«Мой Киев, мои друзья и истории» — разговоры в жанре «Портреты и случаи» мы ведем с художником Матвеем Вайсбергом в кафе рядом с нашими домами. Новая история — о глазах и линиях работ Ирины Безвиконной.
С Ирой я познакомился тогда же, когда и с Сашкой — это была середина 1980-х, странное время.
Саму историю знакомства точно не помню, но мы как-то хорошо познакомились — довольно маститый Рытяев, Алик (Журавлев) с Ирой Безвиконной, я. Это было такое счастливое для нас время, которое можно описать поговоркой: «я не мамина и не папина, я на улице росла, меня курица снесла» — я, со своими двумя образованиями, Саша Захаров со стоим биофаком. Леша Коваленко, в доме у которого мы все собирались. И Саша Журавлев с Ирой. Ира — историк. Мы были счастливы в своей компании, в нас не было снобизма, мы были вне всех Паркоммун и Молодежки — мы были ничьи. Если честно, я удивляюсь этому «андеграунду» — если они были андеграунд, кто же были мы? Мы были ниже — нас вообще не было на карте, не существовало!
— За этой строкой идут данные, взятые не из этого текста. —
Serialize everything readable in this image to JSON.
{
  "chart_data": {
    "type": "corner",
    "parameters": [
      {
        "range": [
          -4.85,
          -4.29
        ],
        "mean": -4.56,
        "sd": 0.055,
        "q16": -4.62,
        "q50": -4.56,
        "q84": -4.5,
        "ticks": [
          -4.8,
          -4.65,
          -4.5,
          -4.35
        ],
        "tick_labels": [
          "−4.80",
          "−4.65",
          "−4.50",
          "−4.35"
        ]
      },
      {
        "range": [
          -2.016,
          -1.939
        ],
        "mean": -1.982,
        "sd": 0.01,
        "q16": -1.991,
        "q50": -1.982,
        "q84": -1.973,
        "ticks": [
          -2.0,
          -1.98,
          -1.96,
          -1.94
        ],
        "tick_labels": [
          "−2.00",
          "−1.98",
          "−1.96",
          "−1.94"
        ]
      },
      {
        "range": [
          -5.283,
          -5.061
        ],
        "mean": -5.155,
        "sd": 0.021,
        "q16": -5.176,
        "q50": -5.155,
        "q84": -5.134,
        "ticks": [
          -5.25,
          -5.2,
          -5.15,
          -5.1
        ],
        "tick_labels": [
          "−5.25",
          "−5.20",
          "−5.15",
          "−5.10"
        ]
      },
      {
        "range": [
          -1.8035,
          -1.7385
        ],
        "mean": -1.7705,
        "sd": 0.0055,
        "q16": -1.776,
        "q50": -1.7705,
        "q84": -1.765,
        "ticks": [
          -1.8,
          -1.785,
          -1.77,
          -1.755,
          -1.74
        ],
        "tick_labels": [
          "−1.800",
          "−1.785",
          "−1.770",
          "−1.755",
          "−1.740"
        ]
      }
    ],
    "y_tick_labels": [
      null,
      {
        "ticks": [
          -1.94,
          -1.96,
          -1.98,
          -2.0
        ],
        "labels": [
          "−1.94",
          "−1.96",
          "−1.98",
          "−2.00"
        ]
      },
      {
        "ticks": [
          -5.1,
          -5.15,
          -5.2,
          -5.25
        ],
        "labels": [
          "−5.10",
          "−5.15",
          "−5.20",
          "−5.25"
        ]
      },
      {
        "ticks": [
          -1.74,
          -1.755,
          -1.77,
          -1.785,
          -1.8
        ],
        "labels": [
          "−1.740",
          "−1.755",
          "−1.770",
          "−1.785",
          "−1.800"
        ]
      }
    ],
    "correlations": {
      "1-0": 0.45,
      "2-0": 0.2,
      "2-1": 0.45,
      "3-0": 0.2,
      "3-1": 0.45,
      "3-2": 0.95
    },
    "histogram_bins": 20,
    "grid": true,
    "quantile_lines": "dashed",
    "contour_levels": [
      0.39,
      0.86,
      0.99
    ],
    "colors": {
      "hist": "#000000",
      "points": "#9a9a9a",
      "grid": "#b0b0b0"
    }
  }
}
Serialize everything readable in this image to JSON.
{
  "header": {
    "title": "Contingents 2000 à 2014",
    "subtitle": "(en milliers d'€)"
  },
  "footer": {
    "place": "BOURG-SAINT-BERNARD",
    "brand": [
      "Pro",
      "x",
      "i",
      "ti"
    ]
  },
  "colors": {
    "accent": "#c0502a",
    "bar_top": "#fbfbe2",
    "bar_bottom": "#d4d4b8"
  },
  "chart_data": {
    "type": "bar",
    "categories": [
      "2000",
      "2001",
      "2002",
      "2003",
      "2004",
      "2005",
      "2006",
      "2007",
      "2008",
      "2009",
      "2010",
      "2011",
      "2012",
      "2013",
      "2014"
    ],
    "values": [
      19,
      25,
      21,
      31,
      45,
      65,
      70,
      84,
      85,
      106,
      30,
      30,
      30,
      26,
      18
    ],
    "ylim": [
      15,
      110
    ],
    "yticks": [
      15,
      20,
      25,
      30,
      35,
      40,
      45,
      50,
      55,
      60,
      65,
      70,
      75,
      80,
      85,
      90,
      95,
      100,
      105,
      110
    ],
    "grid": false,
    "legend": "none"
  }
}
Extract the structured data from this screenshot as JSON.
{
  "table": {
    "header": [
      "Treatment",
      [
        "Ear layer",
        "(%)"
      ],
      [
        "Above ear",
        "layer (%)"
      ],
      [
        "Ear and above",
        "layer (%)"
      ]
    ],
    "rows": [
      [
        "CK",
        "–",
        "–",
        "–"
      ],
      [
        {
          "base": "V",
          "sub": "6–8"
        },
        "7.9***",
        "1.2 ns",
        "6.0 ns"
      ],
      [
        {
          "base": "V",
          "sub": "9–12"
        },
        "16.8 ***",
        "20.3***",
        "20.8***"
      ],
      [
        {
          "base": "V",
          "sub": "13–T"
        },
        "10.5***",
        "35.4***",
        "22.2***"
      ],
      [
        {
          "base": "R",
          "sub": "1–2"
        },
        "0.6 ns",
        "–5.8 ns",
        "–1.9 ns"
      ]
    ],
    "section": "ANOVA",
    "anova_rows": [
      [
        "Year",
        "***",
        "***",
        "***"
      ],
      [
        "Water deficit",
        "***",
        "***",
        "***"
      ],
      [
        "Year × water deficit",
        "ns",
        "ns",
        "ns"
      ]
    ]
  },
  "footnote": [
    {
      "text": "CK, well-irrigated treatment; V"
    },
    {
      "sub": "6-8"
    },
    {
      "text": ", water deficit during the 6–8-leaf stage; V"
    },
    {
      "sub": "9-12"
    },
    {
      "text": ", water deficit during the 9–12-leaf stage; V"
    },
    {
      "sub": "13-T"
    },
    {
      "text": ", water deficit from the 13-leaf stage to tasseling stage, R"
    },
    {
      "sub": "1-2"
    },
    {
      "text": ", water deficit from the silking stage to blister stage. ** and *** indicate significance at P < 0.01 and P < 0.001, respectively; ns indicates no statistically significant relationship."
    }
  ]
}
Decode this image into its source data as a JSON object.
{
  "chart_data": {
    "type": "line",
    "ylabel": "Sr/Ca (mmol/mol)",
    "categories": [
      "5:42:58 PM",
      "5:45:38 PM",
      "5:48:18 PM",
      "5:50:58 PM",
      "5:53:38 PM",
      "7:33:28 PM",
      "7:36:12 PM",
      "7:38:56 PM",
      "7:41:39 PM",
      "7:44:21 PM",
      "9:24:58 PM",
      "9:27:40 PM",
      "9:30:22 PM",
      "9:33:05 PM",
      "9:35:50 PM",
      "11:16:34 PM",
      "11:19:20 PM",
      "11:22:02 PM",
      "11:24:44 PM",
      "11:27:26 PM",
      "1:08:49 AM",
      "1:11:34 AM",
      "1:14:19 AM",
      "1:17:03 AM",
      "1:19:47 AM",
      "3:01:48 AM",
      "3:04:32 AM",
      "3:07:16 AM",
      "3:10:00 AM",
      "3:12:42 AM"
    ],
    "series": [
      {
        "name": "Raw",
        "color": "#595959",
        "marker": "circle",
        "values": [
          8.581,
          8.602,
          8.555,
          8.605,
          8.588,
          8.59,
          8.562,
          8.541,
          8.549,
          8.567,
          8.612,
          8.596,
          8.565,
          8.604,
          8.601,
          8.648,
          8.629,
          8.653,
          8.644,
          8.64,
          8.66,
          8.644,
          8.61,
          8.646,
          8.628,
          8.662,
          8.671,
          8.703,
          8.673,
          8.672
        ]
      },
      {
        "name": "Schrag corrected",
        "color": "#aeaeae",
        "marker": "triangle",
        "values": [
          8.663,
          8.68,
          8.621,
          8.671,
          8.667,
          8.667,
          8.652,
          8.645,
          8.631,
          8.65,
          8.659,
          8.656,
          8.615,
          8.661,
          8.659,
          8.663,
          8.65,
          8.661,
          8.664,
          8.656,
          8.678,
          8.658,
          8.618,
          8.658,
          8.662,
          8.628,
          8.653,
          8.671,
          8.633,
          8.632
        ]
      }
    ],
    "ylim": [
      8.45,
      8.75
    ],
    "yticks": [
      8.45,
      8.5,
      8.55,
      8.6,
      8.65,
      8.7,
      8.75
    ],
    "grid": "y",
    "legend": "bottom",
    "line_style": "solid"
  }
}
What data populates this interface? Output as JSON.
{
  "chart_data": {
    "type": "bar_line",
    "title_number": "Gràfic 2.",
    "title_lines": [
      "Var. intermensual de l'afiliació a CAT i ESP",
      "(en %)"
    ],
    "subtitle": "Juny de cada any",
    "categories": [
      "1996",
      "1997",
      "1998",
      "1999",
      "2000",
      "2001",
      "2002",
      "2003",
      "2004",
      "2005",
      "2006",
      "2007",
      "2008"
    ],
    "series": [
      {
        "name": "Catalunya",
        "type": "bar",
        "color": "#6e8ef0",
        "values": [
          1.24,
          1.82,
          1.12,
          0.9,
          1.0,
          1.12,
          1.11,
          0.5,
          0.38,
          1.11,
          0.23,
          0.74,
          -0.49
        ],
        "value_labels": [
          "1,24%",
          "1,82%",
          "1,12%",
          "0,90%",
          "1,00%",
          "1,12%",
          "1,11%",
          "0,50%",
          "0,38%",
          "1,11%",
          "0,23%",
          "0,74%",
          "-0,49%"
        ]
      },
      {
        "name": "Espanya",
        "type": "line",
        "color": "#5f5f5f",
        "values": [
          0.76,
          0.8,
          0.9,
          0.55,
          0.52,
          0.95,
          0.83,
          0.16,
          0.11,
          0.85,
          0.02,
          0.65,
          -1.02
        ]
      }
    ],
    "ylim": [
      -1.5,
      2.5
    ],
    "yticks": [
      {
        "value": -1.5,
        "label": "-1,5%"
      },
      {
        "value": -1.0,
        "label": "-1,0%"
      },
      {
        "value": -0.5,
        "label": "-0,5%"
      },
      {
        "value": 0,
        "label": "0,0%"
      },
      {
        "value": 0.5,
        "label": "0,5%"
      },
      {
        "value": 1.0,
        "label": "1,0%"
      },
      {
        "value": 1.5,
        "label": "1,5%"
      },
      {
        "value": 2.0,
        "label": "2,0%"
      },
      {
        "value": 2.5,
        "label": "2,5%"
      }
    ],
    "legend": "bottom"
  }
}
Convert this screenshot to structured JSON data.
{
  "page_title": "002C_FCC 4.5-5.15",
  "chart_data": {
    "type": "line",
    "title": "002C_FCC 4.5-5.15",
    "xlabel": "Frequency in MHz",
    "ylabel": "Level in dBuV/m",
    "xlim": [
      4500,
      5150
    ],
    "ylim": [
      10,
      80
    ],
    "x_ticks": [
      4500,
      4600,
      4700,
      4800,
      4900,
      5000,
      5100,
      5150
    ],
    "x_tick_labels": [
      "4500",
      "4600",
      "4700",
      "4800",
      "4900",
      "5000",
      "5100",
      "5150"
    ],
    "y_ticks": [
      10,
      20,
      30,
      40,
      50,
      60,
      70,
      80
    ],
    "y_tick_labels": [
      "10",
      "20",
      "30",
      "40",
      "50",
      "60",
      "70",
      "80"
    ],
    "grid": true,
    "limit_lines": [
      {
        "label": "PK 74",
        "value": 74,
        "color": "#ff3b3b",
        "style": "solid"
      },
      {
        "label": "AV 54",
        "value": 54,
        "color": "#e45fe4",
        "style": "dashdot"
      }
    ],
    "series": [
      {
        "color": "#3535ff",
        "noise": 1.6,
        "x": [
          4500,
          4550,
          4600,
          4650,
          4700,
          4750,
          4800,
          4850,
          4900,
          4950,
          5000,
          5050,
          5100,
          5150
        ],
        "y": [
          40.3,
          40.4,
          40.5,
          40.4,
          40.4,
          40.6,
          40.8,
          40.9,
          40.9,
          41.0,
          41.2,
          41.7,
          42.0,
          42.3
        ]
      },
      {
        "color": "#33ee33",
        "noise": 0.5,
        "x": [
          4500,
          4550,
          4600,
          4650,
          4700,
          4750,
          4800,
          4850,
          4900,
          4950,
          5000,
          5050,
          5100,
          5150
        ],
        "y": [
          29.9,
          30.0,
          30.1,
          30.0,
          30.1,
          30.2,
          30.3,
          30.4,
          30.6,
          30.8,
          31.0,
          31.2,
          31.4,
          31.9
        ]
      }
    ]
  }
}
У нас была смешная группа «Кто» — сначала в ней было четыре человека — я, Захаров, Онищенко и Коваленко. Потом к нам присоединился Володя Рак. Потом мы разбежались в разные стороны…
Саша с Ирой ходили все время вместе, были неразлучны и невероятно счастливы, все время были готовы чем-то помочь.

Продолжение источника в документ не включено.